Le bassin de Mathieu Peisson #17 : Défaite en Super Coupe et Guillaume Dino en invité


Chaque lundi, retrouvez « le bassin de Mathieu Peisson », sur votre blog dicodusport.fr, avec son actu, son œil sur le monde du water-polo et sur la planète sport. Cette semaine Mathieu Peisson revient sur la défaite en Super Coupe d’Espagne et reçoit un invité de choix, Guillaume Dino.

Mon actualité

Quatre semaines de travail intense pour perdre en quart de finale de la Super Coupe d’Espagne contre Tarrassa. C’est une équipe qu’on avait battu en ligue Catalane chez eux 10 à 9 ! Entre temps ils ont joué cinq matchs de Ligue des Champions et ils se sont préparés en Serbie, ils étaient vraiment prêts pour le match. De notre côté, nous avions également bien préparé ce rendez-vous, avec plusieurs matchs amicaux mais nous restons une équipe en reconstruction et il nous manque des automatismes. Nous devons être plus solidaires en défense et gagner en expérience pour être meilleur dans ce genre de match. Il faut garder le positif et se remettre au travail pour avancer ensemble sans le bon sens. Notre équipe est jeune avec presque 70% de l’effectif qui a moins de 22 ans à des postes clés où les joueurs sont en général plus expérimentés. Cette semaine nous allons beaucoup travailler que ce soit physiquement ou tactiquement pour mettre en place de nouvelles choses. Samedi nous avons un match amical contre le CN Cataluna, c’est le premier club dans lequel j’ai joué en Espagne il y a plus de 12 ans. Et le 7 octobre, début du championnat contre CN Mataro, c’est une grosse équipe, à nous de tout faire pour gagner.
D’un point de vue personnel je me sens de mieux en mieux, mon dos ne me fait plus mal et j’ai soigné un rhume, qui m’avait empêché d’être à 200% pour la Super Coupe. J’ai vraiment confiance dans le programme de mon coach et je sais que je vais retrouver toutes mes sensations au fur et à mesure.
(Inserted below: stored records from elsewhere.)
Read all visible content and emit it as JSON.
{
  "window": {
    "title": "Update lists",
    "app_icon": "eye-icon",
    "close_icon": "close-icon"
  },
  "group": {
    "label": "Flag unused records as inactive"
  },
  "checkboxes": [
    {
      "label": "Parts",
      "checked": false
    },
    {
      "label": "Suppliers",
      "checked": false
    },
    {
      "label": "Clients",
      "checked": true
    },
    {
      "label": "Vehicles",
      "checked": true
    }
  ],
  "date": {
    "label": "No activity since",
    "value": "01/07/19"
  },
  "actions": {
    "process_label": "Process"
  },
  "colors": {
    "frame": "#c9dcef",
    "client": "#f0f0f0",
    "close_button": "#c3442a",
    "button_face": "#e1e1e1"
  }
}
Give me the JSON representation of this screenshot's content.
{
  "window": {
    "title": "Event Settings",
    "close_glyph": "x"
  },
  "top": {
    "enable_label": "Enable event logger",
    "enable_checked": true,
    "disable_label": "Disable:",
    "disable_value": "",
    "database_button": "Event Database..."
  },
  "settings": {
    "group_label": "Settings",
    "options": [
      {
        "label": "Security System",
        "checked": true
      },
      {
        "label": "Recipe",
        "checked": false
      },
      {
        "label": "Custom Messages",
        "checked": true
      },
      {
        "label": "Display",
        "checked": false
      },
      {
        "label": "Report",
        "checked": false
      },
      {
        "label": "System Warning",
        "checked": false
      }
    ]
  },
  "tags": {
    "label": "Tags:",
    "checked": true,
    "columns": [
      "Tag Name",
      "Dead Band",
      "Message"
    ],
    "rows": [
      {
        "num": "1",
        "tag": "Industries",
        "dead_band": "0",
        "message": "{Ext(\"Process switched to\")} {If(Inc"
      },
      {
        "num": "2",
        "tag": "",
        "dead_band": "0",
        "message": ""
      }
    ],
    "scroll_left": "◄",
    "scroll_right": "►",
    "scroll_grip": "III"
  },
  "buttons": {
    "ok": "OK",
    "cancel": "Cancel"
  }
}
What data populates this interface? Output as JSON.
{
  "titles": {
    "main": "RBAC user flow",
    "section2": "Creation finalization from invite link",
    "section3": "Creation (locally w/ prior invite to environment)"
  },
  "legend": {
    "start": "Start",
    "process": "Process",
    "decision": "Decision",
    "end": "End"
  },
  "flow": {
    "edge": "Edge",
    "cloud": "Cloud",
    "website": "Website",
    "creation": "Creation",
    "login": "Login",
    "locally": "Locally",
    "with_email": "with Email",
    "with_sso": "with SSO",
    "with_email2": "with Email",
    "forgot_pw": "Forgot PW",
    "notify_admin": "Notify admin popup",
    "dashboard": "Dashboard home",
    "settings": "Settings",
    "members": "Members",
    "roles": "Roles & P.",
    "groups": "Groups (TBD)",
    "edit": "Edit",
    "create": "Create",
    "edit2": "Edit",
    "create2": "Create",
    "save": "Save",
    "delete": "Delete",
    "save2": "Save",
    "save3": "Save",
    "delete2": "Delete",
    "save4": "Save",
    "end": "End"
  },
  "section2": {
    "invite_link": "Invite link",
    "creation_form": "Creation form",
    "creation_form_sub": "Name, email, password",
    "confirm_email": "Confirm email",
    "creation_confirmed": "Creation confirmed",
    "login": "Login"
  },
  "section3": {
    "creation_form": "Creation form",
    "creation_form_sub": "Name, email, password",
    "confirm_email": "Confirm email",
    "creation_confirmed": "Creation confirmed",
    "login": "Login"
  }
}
Mon invité de la semaine : Guillaume Dino

Cette semaine, j’ai décidé de mettre en avant un poloïste que j’aime beaucoup et avec qui j’ai partagé ma chambre pendant les championnats du Monde de Budapest, Guillaume Dino. Après un passage à Marseille avec quelques titres, il a décidé de partir jouer en Serbie pour le club de Radnički. C’est une belle aventure dont il va nous parler maintenant.

Guillaume Dino
Guillaume Dino sous les couleurs de l’équipe de France
Comment se passe les débuts de cette nouvelle aventure ?

Tout se passe très bien pour le moment, nous sommes encore en préparation car le championnat commence plus tard. Nous nous entraînons tous les jours de la semaine, dimanche compris, avec de grosses séances pour travailler physiquement. Cette semaine nous allons faire un stage contre Budva, nous allons les affronter toute la semaine. Je suis très content, je m’entends bien avec mes nouveaux coéquipiers et l’entraîneur est très ouvert, il communique beaucoup. J’espère vraiment que cela va continuer toute la saison car pour le moment tous les voyants sont au verts.

Quel sont les objectifs de la saison et tes objectifs personnels ?

Les objectifs de la saison sont de prendre match après match car nous sommes une équipe en reconstruction avec beaucoup de jeunes joueurs. Il y a de très grosses équipes dans le championnat, après si nous pouvons nous battre pour le titre, nous le ferons évidemment. Personnellement c’est ma première saison à l’étranger donc je vais essayer de donner le maximum et pourquoi pas essayer d’être meilleur buteur ! 

Toi qui a connu un des meilleurs club français et l’équipe de France, quelles différences notes-tu par rapport à ton nouveau club dans ce pays où le polo est le sport national ?

J’ai vraiment la sensation de « faire » un autre water-polo, l’entraînement est vraiment différent de celui à Marseille. En Serbie il y a beaucoup de jambes, de blocs, de sauts et beaucoup de tactique. J’ai l’impression de travailler davantage sur des choses que l’on retrouve en match et je trouve cela vraiment plus intéressant. Et puis le club fait vraiment tout pour que tu sois à l’aise, les repas à hôtel sont vraiment bons et dès que j’ai un problème ou un besoin, il s’en occupe. C’est un vrai sport national en Serbie, même dans les bars les gens en parlent ! Le water-polo fait partie de leur vie et c’est génial de voir cette reconnaissance de notre sport.